With that you go to the next section where you explain shit like “the contractor is expected to deliver this sort of thing” and “the payment will be delivered after confirmation within so much time”. Again, it can be as simple as “Party A will pay Party B within 10 days from the deliverable being approved” or it can be as complex as indicating each step of the process.
Then you add a section explaining under which conditions the contract can be terminated.
Obviously it’s tricky to give specific examples since what the contract is for might change. It might be for one specific deliverable, it might be for a project, it might be as full time staff.
I felt like bringing this up today because I was working on some contract-related paperwork and I was remembering not just how daunting it felt for me years ago, but also remembering a few people asking me about it.
Oh yeah, two extra bits of advice for that.

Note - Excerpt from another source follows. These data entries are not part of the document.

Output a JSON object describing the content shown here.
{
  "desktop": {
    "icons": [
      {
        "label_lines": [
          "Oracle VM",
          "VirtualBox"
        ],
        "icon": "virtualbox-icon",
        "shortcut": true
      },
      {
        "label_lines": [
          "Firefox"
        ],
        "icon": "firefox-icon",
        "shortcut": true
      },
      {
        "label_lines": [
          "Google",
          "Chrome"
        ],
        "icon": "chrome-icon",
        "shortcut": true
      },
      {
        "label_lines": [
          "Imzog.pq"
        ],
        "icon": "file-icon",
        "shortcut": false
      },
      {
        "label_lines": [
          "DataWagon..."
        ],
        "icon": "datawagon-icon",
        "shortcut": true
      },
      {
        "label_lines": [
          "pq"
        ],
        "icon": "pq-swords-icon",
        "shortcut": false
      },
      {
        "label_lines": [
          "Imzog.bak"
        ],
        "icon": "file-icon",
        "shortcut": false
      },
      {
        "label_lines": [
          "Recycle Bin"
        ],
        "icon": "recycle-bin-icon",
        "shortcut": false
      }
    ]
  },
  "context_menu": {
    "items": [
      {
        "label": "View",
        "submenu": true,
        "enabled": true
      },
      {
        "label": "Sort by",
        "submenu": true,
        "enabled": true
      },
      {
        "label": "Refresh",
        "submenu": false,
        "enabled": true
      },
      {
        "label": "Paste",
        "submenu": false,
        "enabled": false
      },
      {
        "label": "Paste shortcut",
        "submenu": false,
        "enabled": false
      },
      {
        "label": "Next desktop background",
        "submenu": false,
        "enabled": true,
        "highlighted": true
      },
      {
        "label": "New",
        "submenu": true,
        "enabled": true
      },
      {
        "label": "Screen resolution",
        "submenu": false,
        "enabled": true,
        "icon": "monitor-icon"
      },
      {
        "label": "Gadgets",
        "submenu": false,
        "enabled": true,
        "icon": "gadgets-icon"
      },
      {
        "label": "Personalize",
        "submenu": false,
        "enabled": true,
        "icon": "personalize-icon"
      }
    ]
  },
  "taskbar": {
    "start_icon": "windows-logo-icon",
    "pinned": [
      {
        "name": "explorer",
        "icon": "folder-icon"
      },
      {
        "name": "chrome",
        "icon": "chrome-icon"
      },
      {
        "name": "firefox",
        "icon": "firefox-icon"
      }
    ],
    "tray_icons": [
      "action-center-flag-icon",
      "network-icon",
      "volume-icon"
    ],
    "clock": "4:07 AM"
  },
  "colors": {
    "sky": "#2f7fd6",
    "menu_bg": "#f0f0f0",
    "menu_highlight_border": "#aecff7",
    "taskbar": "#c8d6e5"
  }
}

The first is that you should really invest time (or money if needed) into a template contract. I cannot tell you how many times having a boilerplate template where I just shift names around has been a godsend.
And the other is that you should leave the exact payment amounts out of the contract. What I mean is that you should put articles specifying the payment schemes and whatnot, but indicate that the amount and such will be specified outside of the main document.
This is because money is such a volatile matter that having a separate agreement for the specific amounts will save everyone headaches.
Beyond all this, here’s the most important bit of information in this post:

I’m not a lawyer, I’m not providing sound legal advice, just anecdotal observations at best.